A statement from the Ministry of Health said the last remaining case, a woman from Auckland, has now been symptom-free for 48 hours and is regarded as recovered.
Director-General of Health Ashley Bloomfield said the patient was now able to leave isolation and that having no active cases for the first time since February was "a significant mark in our journey."
It's been 17 days since New Zealand's last new case was reported, while 40,000 people have been tested in that time.
Social distancing measures dropped
With New Zealand's last known COIVD-19 patient recovered, Prime Minister Jacinda Ardern announced that the country's social distancing restrictions will be dropped within a few hours.
The country's strict border restrictions will remain in place, including managed isolation and quarantine for travelers.
But the rest of the country's coronavirus measures will be lifted by midnight on Monday (1200 UTC) — meaning that public and private events can resume without curbs while the retain and hospitality industries can operate without social distancing measures.
New Zealand Rugby (NZR) said that fans will once again be allowed into stadiums this weekend for the start of the country's domestic rugby union competition.
Stamping out virus is 'sustained effort'
Prime Minister Ardern celebrated the milestone, but also urged caution and patience in the months ahead.
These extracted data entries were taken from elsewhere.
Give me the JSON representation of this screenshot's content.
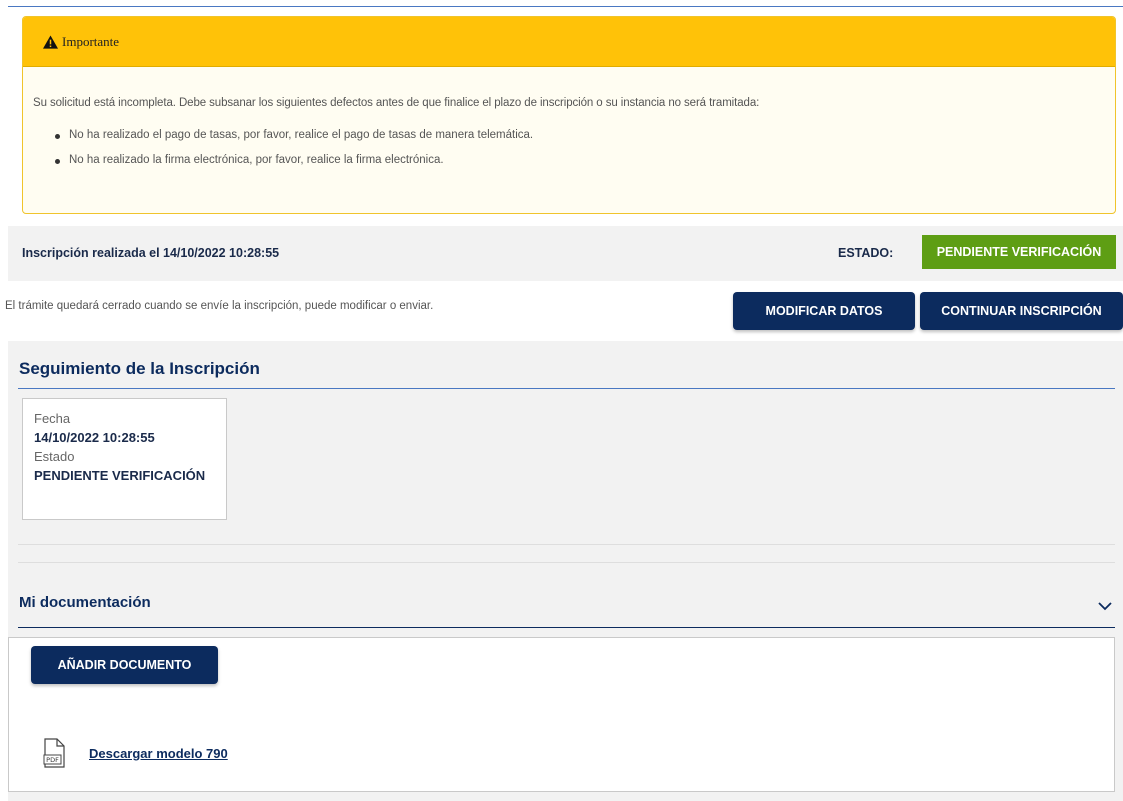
{
  "alert": {
    "title": "Importante",
    "message": "Su solicitud está incompleta. Debe subsanar los siguientes defectos antes de que finalice el plazo de inscripción o su instancia no será tramitada:",
    "items": [
      "No ha realizado el pago de tasas, por favor, realice el pago de tasas de manera telemática.",
      "No ha realizado la firma electrónica, por favor, realice la firma electrónica."
    ]
  },
  "status": {
    "registration_text": "Inscripción realizada el 14/10/2022 10:28:55",
    "label": "ESTADO:",
    "badge": "PENDIENTE VERIFICACIÓN"
  },
  "actions": {
    "info": "El trámite quedará cerrado cuando se envíe la inscripción, puede modificar o enviar.",
    "modify_label": "MODIFICAR DATOS",
    "continue_label": "CONTINUAR INSCRIPCIÓN"
  },
  "tracking": {
    "title": "Seguimiento de la Inscripción",
    "date_label": "Fecha",
    "date_value": "14/10/2022 10:28:55",
    "state_label": "Estado",
    "state_value": "PENDIENTE VERIFICACIÓN"
  },
  "documentation": {
    "title": "Mi documentación",
    "add_label": "AÑADIR DOCUMENTO",
    "download_label": "Descargar modelo 790",
    "pdf_icon_text": "PDF"
  },
  "colors": {
    "navy": "#0c2b5e",
    "alert_yellow": "#ffc208",
    "status_green": "#5e9e14",
    "panel_gray": "#f2f2f2"
  },
  "icons": [
    "warning-icon",
    "chevron-down-icon",
    "pdf-file-icon"
  ]
}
"We are confident we have eliminated transmission of the virus in New Zealand for now, but elimination is not a point in time, it is a sustained effort," she said at a press conference.
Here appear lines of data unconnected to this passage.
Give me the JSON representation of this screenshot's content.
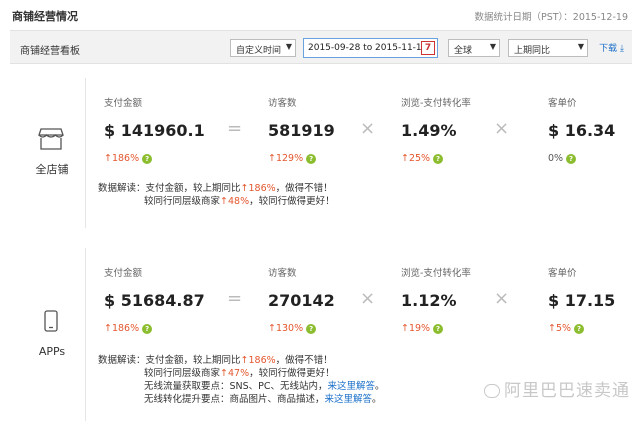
{
  "header": {
    "title": "商铺经营情况",
    "stat_date": "数据统计日期（PST）：2015-12-19"
  },
  "toolbar": {
    "board_title": "商铺经营看板",
    "time_select": "自定义时间",
    "date_range": "2015-09-28 to 2015-11-12",
    "calendar_day": "7",
    "region_select": "全球",
    "compare_select": "上期同比",
    "download_label": "下载"
  },
  "panels": [
    {
      "label": "全店铺",
      "metrics": [
        {
          "label": "支付金额",
          "value": "$ 141960.1",
          "change": "↑186%"
        },
        {
          "label": "访客数",
          "value": "581919",
          "change": "↑129%"
        },
        {
          "label": "浏览-支付转化率",
          "value": "1.49%",
          "change": "↑25%"
        },
        {
          "label": "客单价",
          "value": "$ 16.34",
          "change": "0%"
        }
      ],
      "ops": [
        "=",
        "×",
        "×"
      ],
      "insight": {
        "l1_prefix": "数据解读：支付金额，较上期同比",
        "l1_hl": "↑186%",
        "l1_suffix": "，做得不错！",
        "l2_prefix": "较同行同层级商家",
        "l2_hl": "↑48%",
        "l2_suffix": "，较同行做得更好！"
      }
    },
    {
      "label": "APPs",
      "metrics": [
        {
          "label": "支付金额",
          "value": "$ 51684.87",
          "change": "↑186%"
        },
        {
          "label": "访客数",
          "value": "270142",
          "change": "↑130%"
        },
        {
          "label": "浏览-支付转化率",
          "value": "1.12%",
          "change": "↑19%"
        },
        {
          "label": "客单价",
          "value": "$ 17.15",
          "change": "↑5%"
        }
      ],
      "ops": [
        "=",
        "×",
        "×"
      ],
      "insight": {
        "l1_prefix": "数据解读：支付金额，较上期同比",
        "l1_hl": "↑186%",
        "l1_suffix": "，做得不错！",
        "l2_prefix": "较同行同层级商家",
        "l2_hl": "↑47%",
        "l2_suffix": "，较同行做得更好！",
        "l3_prefix": "无线流量获取要点：SNS、PC、无线站内，",
        "l3_link": "来这里解答",
        "l3_suffix": "。",
        "l4_prefix": "无线转化提升要点：商品图片、商品描述，",
        "l4_link": "来这里解答",
        "l4_suffix": "。"
      }
    }
  ],
  "watermark": "阿里巴巴速卖通",
  "colors": {
    "up": "#e4572e",
    "help": "#8bbd2f",
    "link": "#1a6fc9",
    "accent_border": "#6aa2e0"
  },
  "icons": [
    "store-icon",
    "phone-icon",
    "calendar-icon",
    "download-icon",
    "help-icon",
    "chevron-down-icon",
    "wechat-icon"
  ]
}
Ardern added that New Zealand "will almost certainly see cases here again, and that is not a sign that we have failed, it is a reality of this virus."
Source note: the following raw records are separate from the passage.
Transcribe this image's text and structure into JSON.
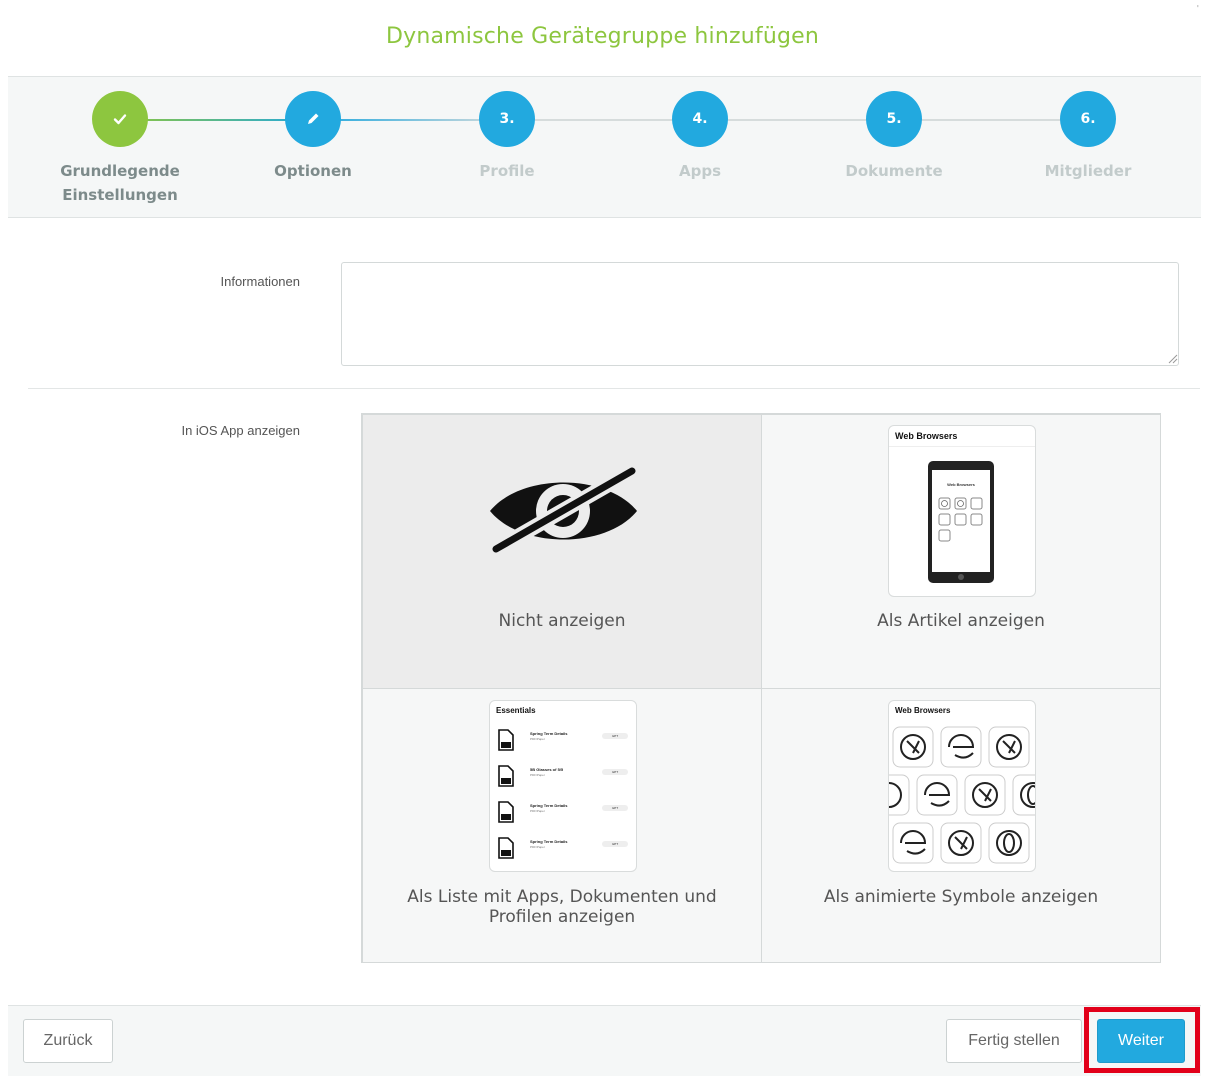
{
  "page": {
    "title": "Dynamische Gerätegruppe hinzufügen",
    "corner_mark": "'"
  },
  "wizard": {
    "steps": [
      {
        "badge": "✓",
        "label": "Grundlegende Einstellungen",
        "state": "done"
      },
      {
        "badge": "✎",
        "label": "Optionen",
        "state": "current"
      },
      {
        "badge": "3.",
        "label": "Profile",
        "state": "pending"
      },
      {
        "badge": "4.",
        "label": "Apps",
        "state": "pending"
      },
      {
        "badge": "5.",
        "label": "Dokumente",
        "state": "pending"
      },
      {
        "badge": "6.",
        "label": "Mitglieder",
        "state": "pending"
      }
    ],
    "colors": {
      "done": "#8dc63f",
      "active": "#22a9df",
      "inactive_text": "#c2cbcb"
    }
  },
  "form": {
    "info_label": "Informationen",
    "info_value": "",
    "ios_label": "In iOS App anzeigen"
  },
  "display_options": {
    "selected": "hidden",
    "options": [
      {
        "id": "hidden",
        "label": "Nicht anzeigen",
        "icon": "eye-slash-icon"
      },
      {
        "id": "article",
        "label": "Als Artikel anzeigen",
        "preview_title": "Web Browsers",
        "phone_title": "Web Browsers"
      },
      {
        "id": "list",
        "label": "Als Liste mit Apps, Dokumenten und Profilen anzeigen",
        "preview_title": "Essentials",
        "items": [
          {
            "name": "Spring Term Details",
            "sub": "PDF/Paper",
            "action": "GET"
          },
          {
            "name": "5B Glasses of 5/5",
            "sub": "PDF/Paper",
            "action": "GET"
          },
          {
            "name": "Spring Term Details",
            "sub": "PDF/Paper",
            "action": "GET"
          },
          {
            "name": "Spring Term Details",
            "sub": "PDF/Paper",
            "action": "GET"
          }
        ]
      },
      {
        "id": "animated",
        "label": "Als animierte Symbole anzeigen",
        "preview_title": "Web Browsers"
      }
    ]
  },
  "footer": {
    "back": "Zurück",
    "finish": "Fertig stellen",
    "next": "Weiter"
  }
}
New Zealand has reported a total of 1,504 confirmed and probably COVID-19 cases and 22 deaths.
New Zealand health officials had been briefed in 2018 on the 1918 Spanish Flu pandemic, when an estimated 9,000 residents died among its then-population of just over one million as World War One troops were shipped home.
Since 2010, New Zealand's Ministry of Health has had a pandemic plan, revised in 2017, with special credits to retired medical historian Professor Geoffrey Rice, author of books on the Spanish Flu.
The remote agricultural exporting island nation has post-war conducted biological screening to prevent arrivals of livestock diseases from abroad, fearing its primary industry would be crippled.